Make sure the ssl certificate friendly name is the same as the url.  Getting 2005 set up on server 2008 needed this.

Installing reporting services 2005 on IIS 7 takes a little additional config.  You’ll need to enable some features in IIS7 and make sure to run SSRS in a classic .net app pool.  http://support.microsoft.com/kb/934164

Be sure to assign the ssl certificate to the web site, just as you would in IIS6.  If the check mark to require SSL is grayed out in SSRS configuration manager, you probably haven’t done this.

Make sure your sever can ping the url you are planning on using and that you have IIS running if you are planning on using ssl in 2008 – it is a dependency.  If you are adding ssl bindings in the 2008 SSRS config tool and they are successful, but not showing up, then something has been hosed.  This can be fixed by using the HttpSysConfig.exe tool to delete the http.sys bindings and then deleting the entries for those URLs from the report server config file.  I had this issue during our first attempt and couldn’t figure it out during our allotted down time.

The new reporting server is on a VMWare virtual 2008 server – love it!

Phew!!  Hopefully this weekend everything works out this weekend – I’m sick of Reporting Services.

Renewing SSL Certificates for SQL Reporting

Once a year, our certificates expire for ssl on reporting services.  These can be replaced with zero down time in reporting services.
1.    Every year, the certificate for reporting services must be renewed.
2.    Obtain certificate .pfx file and password from web infrastructure team.
3.    Connect remotely to the reporting server.
4.    Open Control Panel > Administrative Tools > Public Key Management
5.    Open Certificates (Local Computer) > Personal
6.    All Tasks > Import
7.    Let the wizard determine the store.
8.    Open IIS > Web Sites > Default WebSite > Directory Security Tab > Server Certificate
9.    Replace the current certificate
10.    Pick new cert from the store
11.    View the website and click the lock to the right of the url bar in IE.  Click the ‘view certificate’ button and ensure the date has been changed to the new certificate effective/expiry dates.
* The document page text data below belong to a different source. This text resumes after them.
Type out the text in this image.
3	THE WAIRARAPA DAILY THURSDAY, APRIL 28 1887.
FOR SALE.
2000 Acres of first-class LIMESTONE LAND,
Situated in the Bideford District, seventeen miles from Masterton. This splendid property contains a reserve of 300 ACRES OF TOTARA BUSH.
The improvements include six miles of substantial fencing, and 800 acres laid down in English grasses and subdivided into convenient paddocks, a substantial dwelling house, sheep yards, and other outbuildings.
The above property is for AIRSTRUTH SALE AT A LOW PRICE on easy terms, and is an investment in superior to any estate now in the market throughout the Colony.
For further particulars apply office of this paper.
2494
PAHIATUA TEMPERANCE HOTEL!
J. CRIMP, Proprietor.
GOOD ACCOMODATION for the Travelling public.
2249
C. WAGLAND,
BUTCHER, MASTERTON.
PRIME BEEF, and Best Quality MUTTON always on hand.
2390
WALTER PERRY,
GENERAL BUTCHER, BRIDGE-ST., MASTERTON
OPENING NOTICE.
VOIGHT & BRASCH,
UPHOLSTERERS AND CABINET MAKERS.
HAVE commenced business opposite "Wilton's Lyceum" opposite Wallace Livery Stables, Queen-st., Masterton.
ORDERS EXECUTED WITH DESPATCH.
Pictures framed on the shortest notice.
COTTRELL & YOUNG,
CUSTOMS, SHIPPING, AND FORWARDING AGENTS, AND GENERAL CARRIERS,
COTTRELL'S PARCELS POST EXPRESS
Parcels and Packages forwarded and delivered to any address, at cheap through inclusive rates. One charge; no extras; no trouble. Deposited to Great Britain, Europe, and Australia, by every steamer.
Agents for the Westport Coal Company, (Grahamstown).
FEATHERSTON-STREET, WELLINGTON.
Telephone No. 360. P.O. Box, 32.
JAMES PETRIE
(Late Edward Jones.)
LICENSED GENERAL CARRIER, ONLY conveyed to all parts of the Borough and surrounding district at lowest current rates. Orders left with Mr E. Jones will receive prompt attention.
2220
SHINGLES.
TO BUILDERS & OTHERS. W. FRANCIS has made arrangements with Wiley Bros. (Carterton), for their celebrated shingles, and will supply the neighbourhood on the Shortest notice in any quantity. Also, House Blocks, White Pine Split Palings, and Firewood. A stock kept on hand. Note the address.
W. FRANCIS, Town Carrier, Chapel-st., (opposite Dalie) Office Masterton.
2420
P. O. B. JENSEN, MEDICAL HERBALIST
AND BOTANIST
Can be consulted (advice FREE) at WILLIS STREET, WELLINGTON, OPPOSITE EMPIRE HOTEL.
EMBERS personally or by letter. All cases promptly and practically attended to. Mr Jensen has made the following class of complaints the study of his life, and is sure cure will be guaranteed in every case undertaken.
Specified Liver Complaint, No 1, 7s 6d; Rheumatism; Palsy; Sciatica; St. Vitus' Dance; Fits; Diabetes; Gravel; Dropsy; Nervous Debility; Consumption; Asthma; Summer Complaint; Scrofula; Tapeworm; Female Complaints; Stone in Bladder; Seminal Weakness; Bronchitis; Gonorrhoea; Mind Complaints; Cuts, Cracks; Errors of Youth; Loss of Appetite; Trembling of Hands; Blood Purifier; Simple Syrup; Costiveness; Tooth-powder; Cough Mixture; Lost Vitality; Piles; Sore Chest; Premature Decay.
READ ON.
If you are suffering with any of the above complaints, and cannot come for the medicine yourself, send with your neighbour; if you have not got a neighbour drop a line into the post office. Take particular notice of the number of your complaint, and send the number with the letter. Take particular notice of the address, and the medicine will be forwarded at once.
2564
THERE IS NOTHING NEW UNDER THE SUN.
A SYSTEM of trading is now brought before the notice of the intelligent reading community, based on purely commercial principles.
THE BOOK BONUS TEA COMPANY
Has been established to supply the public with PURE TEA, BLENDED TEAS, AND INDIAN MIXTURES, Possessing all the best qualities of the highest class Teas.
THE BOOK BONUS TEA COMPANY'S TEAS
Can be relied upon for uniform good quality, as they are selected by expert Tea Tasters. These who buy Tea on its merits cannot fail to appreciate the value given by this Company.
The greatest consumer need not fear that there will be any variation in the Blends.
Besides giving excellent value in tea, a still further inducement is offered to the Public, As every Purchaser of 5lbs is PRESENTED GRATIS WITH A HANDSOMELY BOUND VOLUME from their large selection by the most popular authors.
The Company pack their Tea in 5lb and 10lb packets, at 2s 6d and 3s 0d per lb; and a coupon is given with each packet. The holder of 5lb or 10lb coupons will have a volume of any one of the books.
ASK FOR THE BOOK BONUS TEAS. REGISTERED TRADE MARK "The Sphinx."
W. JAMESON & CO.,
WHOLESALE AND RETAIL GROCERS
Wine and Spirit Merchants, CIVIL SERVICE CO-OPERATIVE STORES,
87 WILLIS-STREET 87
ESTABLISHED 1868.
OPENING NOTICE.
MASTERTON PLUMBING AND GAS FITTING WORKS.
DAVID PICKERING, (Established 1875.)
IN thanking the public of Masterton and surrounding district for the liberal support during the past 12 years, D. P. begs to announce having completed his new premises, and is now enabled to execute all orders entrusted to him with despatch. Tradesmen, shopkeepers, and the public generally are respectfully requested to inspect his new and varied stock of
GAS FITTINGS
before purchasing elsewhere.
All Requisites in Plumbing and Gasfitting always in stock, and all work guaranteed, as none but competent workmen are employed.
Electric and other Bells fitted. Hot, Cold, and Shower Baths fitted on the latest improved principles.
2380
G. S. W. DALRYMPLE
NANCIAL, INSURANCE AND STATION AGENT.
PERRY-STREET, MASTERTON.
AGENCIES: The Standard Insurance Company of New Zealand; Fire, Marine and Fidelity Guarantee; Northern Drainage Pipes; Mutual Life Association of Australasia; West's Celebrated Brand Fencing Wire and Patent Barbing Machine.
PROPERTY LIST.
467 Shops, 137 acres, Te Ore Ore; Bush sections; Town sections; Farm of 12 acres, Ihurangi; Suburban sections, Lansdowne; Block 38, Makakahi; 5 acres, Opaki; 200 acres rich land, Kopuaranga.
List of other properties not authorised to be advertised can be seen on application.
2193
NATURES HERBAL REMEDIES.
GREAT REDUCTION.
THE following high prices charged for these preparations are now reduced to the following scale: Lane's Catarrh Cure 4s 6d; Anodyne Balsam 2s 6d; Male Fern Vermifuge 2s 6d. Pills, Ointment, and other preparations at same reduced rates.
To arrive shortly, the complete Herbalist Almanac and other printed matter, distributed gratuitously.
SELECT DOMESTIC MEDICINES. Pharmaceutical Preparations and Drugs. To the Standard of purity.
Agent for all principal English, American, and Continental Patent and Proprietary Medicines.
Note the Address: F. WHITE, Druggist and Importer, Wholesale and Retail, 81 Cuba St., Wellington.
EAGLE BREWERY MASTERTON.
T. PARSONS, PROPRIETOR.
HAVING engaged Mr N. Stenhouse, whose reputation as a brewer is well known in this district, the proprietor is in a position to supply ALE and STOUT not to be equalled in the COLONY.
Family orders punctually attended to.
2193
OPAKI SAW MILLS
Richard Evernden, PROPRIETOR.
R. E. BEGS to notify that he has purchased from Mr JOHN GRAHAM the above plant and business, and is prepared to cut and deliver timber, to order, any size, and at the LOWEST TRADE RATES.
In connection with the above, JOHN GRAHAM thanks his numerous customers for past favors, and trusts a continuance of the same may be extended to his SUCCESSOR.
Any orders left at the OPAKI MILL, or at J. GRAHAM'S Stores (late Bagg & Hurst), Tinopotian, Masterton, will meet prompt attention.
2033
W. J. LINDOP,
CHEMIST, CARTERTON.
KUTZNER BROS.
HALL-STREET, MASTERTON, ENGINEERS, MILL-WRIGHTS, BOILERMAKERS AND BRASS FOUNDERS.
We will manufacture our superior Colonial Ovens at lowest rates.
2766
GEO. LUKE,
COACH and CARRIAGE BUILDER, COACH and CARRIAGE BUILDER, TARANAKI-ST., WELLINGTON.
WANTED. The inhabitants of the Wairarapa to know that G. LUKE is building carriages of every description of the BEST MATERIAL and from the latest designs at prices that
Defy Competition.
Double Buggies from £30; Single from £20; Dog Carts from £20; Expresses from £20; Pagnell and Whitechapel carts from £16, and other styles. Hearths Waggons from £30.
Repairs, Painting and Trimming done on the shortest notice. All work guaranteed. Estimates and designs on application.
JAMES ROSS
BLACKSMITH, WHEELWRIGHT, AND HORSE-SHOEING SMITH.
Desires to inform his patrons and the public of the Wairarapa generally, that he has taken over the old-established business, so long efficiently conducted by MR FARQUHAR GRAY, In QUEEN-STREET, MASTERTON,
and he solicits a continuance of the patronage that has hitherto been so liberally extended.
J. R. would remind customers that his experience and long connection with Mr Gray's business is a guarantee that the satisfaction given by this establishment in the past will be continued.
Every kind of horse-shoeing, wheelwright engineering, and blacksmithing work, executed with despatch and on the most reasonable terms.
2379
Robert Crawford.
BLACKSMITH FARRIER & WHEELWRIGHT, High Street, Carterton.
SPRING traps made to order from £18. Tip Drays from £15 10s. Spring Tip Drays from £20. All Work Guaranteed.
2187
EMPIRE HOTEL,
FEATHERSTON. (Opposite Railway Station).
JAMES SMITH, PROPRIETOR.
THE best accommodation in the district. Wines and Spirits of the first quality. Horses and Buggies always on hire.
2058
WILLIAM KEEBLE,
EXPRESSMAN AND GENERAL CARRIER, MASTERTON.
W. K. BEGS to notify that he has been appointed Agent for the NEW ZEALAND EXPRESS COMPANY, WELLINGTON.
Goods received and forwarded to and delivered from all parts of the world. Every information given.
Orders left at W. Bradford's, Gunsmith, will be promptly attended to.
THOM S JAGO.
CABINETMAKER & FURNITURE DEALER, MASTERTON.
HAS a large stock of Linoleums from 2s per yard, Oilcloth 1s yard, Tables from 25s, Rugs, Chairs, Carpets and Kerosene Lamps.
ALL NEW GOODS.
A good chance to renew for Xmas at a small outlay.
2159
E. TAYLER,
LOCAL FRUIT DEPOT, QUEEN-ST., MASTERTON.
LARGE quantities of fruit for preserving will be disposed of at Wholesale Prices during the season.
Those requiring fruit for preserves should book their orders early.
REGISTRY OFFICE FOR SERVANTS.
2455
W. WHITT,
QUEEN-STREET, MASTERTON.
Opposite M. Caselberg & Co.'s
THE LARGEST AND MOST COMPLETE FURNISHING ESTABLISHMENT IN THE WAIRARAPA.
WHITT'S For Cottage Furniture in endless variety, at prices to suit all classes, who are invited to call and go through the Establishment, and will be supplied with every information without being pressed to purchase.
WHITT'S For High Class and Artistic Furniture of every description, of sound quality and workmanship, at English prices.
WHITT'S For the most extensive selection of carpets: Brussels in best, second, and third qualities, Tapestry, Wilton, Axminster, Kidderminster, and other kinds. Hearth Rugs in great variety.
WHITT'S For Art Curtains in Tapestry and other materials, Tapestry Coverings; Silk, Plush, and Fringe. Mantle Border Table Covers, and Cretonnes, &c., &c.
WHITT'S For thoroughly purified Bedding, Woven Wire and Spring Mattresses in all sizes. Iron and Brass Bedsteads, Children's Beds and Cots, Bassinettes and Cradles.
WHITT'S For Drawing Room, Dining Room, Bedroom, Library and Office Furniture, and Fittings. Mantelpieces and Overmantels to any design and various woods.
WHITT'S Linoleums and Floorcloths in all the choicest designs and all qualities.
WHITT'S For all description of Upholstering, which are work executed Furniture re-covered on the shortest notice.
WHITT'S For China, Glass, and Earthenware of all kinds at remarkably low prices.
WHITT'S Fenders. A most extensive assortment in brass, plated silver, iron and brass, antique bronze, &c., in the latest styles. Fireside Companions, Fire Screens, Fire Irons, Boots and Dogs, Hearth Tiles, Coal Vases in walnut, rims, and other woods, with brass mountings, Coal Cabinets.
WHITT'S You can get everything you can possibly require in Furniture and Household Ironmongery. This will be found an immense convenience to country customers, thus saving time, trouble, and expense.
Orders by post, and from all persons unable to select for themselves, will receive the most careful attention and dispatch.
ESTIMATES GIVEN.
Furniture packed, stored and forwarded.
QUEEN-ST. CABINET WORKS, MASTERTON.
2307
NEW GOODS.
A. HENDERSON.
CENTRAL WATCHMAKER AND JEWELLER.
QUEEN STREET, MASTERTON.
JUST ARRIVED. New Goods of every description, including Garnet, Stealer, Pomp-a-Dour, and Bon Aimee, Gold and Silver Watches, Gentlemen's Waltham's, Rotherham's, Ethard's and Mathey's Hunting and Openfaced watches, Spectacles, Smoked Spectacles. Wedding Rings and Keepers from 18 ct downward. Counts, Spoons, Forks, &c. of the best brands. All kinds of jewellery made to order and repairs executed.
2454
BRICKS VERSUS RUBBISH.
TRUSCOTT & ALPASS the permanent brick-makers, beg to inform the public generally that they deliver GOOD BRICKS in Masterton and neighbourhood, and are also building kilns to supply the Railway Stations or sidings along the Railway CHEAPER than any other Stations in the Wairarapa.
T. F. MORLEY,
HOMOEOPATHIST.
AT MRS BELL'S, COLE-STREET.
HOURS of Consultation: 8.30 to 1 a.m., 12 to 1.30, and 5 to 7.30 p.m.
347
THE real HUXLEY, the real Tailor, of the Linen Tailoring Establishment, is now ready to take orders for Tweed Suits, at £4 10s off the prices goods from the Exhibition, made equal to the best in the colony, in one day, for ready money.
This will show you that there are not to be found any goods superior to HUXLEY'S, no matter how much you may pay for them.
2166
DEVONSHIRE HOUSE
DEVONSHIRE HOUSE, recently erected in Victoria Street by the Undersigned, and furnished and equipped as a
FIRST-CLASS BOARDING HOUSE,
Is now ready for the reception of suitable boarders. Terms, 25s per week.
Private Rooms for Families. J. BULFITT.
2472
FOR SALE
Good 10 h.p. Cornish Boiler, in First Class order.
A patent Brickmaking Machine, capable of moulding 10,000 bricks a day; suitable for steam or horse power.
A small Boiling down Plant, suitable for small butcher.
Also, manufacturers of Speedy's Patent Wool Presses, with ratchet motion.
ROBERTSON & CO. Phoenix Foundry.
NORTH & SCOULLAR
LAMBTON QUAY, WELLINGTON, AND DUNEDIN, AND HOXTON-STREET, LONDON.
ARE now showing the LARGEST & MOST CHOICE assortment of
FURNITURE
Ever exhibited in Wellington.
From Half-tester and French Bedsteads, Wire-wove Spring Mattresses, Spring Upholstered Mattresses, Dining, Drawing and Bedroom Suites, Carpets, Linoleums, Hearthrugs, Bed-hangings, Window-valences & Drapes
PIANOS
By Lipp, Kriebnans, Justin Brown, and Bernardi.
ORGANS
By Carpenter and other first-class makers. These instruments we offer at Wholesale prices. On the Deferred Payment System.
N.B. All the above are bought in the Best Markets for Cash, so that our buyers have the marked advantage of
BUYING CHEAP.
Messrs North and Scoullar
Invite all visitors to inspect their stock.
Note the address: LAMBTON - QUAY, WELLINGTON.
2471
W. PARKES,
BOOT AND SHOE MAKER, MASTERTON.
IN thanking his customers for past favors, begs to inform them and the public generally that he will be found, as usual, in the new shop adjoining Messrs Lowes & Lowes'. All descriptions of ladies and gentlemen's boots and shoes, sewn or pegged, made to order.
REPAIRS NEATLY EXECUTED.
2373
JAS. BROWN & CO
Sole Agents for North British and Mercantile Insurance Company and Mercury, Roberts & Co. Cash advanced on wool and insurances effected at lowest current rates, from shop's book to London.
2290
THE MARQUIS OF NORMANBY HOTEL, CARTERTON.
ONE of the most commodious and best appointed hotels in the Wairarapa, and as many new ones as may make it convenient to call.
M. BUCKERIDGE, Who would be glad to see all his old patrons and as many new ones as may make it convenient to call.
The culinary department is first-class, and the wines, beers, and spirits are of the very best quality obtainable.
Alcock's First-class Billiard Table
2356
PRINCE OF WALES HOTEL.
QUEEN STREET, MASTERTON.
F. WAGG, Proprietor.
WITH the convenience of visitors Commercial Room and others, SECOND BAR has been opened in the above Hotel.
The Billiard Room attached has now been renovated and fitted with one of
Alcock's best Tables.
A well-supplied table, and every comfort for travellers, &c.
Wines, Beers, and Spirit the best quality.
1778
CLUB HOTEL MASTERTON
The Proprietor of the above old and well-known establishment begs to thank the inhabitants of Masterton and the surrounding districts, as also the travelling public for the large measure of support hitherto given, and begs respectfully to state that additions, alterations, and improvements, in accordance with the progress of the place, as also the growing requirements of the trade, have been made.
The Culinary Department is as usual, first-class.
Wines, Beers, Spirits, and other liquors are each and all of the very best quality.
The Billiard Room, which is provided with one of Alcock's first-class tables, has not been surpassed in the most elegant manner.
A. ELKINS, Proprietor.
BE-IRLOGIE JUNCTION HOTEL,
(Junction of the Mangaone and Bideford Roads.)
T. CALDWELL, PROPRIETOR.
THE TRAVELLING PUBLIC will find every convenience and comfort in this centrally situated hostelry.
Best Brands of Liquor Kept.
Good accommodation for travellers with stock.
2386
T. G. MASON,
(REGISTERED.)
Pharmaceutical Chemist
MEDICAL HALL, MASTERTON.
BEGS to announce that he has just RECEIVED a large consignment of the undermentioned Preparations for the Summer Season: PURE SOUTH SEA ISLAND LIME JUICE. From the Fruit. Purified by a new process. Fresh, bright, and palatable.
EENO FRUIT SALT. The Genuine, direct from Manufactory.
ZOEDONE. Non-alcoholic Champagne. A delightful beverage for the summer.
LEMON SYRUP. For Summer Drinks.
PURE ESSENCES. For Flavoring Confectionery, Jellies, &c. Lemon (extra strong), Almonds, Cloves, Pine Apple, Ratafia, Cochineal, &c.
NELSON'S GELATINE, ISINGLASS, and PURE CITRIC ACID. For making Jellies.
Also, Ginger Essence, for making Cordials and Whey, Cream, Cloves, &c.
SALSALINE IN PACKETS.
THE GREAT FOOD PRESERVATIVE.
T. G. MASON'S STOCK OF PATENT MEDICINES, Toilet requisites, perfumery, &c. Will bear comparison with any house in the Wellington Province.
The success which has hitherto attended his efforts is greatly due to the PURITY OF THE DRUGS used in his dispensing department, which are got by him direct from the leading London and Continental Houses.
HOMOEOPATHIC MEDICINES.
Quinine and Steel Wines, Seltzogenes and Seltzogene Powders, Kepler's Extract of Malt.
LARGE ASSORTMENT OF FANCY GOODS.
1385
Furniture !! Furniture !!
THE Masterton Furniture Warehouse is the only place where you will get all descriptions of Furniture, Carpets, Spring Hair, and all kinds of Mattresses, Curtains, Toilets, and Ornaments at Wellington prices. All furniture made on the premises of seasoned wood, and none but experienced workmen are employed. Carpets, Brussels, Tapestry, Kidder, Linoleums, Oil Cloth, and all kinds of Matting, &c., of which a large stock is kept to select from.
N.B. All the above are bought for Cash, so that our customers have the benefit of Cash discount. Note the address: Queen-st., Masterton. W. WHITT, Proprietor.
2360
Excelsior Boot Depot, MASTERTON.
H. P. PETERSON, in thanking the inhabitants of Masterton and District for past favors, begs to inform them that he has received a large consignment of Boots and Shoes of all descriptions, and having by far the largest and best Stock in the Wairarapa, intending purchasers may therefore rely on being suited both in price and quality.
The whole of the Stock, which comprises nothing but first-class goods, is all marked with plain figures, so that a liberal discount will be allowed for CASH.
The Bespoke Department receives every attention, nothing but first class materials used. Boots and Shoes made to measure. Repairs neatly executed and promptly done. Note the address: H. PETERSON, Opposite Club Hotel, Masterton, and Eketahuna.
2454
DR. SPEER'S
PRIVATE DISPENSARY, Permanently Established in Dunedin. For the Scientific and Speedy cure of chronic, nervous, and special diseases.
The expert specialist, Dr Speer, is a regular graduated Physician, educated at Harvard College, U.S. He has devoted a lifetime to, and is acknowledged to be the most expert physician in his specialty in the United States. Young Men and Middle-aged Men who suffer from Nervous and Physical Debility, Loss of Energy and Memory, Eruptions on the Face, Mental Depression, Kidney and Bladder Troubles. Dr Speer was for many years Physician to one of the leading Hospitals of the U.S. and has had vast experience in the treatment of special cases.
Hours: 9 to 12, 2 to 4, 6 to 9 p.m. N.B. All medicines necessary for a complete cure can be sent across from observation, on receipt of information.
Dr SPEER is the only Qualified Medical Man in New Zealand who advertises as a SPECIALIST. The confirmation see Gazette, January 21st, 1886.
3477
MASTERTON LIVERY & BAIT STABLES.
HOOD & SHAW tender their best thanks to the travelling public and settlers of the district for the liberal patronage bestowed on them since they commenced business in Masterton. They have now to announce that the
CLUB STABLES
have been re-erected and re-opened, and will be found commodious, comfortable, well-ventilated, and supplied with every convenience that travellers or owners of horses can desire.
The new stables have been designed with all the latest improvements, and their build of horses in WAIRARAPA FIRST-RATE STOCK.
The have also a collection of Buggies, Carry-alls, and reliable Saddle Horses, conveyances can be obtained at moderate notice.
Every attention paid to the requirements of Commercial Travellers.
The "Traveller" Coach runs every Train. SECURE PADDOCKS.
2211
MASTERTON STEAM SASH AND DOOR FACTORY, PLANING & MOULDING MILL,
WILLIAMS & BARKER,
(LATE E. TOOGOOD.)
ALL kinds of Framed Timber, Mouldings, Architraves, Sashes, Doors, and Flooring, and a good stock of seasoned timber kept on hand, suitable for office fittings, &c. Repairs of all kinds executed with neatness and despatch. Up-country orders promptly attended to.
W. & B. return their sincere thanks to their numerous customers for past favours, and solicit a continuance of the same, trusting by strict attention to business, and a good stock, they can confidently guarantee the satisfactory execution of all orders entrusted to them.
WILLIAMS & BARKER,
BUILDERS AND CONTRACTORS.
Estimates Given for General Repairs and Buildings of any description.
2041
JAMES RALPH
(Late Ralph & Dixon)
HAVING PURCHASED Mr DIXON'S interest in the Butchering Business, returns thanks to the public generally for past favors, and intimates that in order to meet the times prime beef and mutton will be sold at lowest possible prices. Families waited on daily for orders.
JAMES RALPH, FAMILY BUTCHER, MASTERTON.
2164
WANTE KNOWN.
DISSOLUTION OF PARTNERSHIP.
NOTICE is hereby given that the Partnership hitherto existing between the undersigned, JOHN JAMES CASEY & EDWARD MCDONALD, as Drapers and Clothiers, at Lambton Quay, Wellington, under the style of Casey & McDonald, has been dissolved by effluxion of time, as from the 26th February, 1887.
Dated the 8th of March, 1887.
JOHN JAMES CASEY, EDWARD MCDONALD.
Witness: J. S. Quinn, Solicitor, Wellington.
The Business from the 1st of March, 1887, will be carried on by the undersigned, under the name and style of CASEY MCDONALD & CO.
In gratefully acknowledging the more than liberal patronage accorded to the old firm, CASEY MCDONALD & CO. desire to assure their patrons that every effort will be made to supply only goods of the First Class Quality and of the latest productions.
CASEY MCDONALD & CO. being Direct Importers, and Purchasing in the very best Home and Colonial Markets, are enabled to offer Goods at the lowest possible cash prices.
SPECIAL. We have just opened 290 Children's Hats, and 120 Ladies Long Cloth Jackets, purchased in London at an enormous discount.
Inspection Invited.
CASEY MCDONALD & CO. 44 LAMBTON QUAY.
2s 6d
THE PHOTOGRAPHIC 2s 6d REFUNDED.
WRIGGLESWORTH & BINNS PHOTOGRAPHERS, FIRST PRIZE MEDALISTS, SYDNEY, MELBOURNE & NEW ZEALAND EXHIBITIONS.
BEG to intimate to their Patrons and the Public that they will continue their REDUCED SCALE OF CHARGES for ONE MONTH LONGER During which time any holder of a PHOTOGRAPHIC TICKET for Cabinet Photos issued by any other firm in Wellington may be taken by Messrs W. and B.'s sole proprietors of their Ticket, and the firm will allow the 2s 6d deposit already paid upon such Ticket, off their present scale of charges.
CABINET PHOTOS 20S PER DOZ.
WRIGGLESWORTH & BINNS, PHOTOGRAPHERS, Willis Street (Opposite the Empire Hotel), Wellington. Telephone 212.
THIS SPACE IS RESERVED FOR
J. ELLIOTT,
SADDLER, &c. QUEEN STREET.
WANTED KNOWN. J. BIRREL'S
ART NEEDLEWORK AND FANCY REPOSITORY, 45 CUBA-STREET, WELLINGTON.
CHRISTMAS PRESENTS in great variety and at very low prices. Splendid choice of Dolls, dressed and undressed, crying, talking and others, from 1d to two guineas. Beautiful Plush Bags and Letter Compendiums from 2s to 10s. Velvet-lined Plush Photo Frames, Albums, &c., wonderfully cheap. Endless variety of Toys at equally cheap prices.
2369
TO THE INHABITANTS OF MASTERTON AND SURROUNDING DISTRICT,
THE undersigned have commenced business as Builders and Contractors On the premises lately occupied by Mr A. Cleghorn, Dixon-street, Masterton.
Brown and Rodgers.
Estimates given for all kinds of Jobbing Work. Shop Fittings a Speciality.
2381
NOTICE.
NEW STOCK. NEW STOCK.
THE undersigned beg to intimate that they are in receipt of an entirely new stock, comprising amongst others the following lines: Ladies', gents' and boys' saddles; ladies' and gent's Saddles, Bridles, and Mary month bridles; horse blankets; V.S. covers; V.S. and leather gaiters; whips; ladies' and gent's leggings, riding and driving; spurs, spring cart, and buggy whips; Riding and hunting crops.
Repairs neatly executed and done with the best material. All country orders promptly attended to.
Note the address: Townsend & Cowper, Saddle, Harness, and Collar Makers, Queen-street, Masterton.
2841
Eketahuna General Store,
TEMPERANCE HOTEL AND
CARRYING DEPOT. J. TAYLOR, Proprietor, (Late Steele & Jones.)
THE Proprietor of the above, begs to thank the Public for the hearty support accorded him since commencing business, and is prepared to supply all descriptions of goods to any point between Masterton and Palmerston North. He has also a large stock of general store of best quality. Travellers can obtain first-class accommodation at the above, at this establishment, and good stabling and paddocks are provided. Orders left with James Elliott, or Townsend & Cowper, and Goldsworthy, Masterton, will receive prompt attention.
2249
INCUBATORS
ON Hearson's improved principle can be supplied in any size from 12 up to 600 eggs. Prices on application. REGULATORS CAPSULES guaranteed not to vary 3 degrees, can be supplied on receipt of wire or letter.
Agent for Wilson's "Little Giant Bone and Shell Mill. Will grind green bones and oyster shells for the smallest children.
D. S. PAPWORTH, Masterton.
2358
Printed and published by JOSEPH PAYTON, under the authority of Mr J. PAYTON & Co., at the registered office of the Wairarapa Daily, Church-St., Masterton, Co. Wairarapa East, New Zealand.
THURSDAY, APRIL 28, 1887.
As you can see, we didn’t restart the website and you’re using the new cert.

Reporting Services and Sharepoint Integrated mode

Microsoft’s licensing has once again saved me some work.  To run Reporting Services in SharePoint integrated mode , you will need a SharePoint license on your reporting server.  A SOAP endpoint is enabled on the report server which lets SharePoint talk to the report server.  Seems somewhat of a strange departure from the typical MSFT licensing.  We will not be buying another license, needless to say.